The only way to bypass firewall rules like that would be to use an anonymous proxy or a different VPN to hide your IP address. But using a VPN or proxy to unblock a VPN is a bit pointless.
That's why you should always use a VPN with tons of servers. When there are hundreds or thousands of them, you don't need to worry about your ISP blocking them all. Also, IP blacklists can't keep up with them either. If you need help finding such a service, check out our guide on VPNs with the most servers.
WARNING - VPN Leaks Let Your ISP See More Than They Should!
If your VPN suffers a leak, your ISP will be able to monitor some (if not all) of your digital footprints. It depends on how severe the leak is, like whether the VPN leaks your IP address, your entire traffic, or your DNS queries. Whichever the case, things won't look good for your privacy.

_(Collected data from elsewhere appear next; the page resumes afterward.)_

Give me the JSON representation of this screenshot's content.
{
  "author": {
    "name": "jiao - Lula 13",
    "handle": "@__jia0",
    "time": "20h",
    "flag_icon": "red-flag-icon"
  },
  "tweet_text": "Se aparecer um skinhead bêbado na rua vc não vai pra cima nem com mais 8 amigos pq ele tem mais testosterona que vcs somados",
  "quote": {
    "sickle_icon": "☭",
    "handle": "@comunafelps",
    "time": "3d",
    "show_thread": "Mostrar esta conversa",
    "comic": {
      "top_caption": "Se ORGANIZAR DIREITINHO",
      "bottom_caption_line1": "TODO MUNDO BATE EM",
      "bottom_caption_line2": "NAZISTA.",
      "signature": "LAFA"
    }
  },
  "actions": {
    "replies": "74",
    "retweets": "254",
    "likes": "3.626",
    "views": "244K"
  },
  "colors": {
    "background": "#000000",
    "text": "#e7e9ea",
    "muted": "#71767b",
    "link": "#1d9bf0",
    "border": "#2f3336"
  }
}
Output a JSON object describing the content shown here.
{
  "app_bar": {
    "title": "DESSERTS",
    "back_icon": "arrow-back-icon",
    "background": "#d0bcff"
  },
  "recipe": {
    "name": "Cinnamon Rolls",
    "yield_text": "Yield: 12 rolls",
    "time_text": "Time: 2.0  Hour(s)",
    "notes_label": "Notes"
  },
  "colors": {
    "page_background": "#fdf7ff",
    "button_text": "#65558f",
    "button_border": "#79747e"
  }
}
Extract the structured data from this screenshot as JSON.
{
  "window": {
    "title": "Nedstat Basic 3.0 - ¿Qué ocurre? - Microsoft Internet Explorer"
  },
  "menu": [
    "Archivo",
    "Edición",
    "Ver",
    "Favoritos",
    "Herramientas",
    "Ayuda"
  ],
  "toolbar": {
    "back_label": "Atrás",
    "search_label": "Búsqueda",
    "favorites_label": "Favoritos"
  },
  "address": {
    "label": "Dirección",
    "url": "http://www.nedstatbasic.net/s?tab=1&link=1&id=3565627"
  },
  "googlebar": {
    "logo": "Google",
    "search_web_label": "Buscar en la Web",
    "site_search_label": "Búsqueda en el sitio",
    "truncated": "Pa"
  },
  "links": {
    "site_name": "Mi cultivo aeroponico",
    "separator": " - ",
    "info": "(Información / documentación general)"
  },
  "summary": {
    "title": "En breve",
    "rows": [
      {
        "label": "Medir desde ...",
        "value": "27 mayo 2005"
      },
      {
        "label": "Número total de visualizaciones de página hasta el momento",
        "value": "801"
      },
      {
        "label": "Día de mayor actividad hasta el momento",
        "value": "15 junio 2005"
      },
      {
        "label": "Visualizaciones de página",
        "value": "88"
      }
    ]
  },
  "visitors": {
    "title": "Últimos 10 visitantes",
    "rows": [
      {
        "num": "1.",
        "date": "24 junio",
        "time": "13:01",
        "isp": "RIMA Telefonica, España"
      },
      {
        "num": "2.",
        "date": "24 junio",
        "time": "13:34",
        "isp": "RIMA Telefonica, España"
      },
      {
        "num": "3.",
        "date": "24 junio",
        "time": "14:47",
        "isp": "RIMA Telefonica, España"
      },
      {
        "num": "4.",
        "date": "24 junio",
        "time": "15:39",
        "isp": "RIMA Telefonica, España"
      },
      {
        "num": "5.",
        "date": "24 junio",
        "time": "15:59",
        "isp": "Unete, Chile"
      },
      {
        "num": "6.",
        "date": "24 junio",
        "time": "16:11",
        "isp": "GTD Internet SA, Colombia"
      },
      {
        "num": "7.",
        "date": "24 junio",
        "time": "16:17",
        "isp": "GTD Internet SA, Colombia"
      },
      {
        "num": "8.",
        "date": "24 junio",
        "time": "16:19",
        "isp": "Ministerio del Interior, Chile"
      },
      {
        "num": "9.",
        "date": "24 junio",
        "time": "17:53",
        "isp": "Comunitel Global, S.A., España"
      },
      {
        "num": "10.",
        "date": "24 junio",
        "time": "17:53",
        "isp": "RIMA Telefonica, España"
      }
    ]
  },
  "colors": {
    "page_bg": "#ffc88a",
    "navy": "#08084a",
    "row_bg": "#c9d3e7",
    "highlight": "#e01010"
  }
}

Here is a quick overview of what kinds of VPN leaks can happen:
- DNS leaks - This is when your DNS queries leak out of the VPN tunnel. Basically, they go through your ISP's DNS server instead of the VPN's server. So, your ISP can see what websites you browse on the Internet, even if you use a VPN.
- IP leaks - They cause your IP address to leak outside the encrypted tunnel. There are two kinds: IPv4 leaks and IPv6 leaks. IPv4 leaks are the most common ones because not a lot of VPNs support or block IPv6 traffic.
- WebRTC Leaks - These leaks occur when the WebRTC functionality within web browsers takes precedence over the VPN tunnel, causing your IP address to leak.
- Traffic leaks - These happen when your VPN connection goes down. Even if it's only for a few seconds, your IP address and traffic become exposed, and your ISP can monitor your online browsing.
To avoid these kinds of leaks, you need to use a VPN that offers leak protection and a Kill Switch (a feature that shuts down your web access when the VPN connection goes down). Some of the best options include NordVPN, ExpressVPN, CyberGhost, Surfshark, and VyprVPN.
So what does your ISP see when you use a VPN?
Not much. Just your IP and the VPN server's IP address, when you connect to it, how much data you exchange with it, the encrypted traffic, and what VPN protocol you are using. Overall, nothing that can put your privacy at risk.
Just make sure you pick a reliable VPN. If it suffers leaks, your ISP could see more than you'd be comfortable with.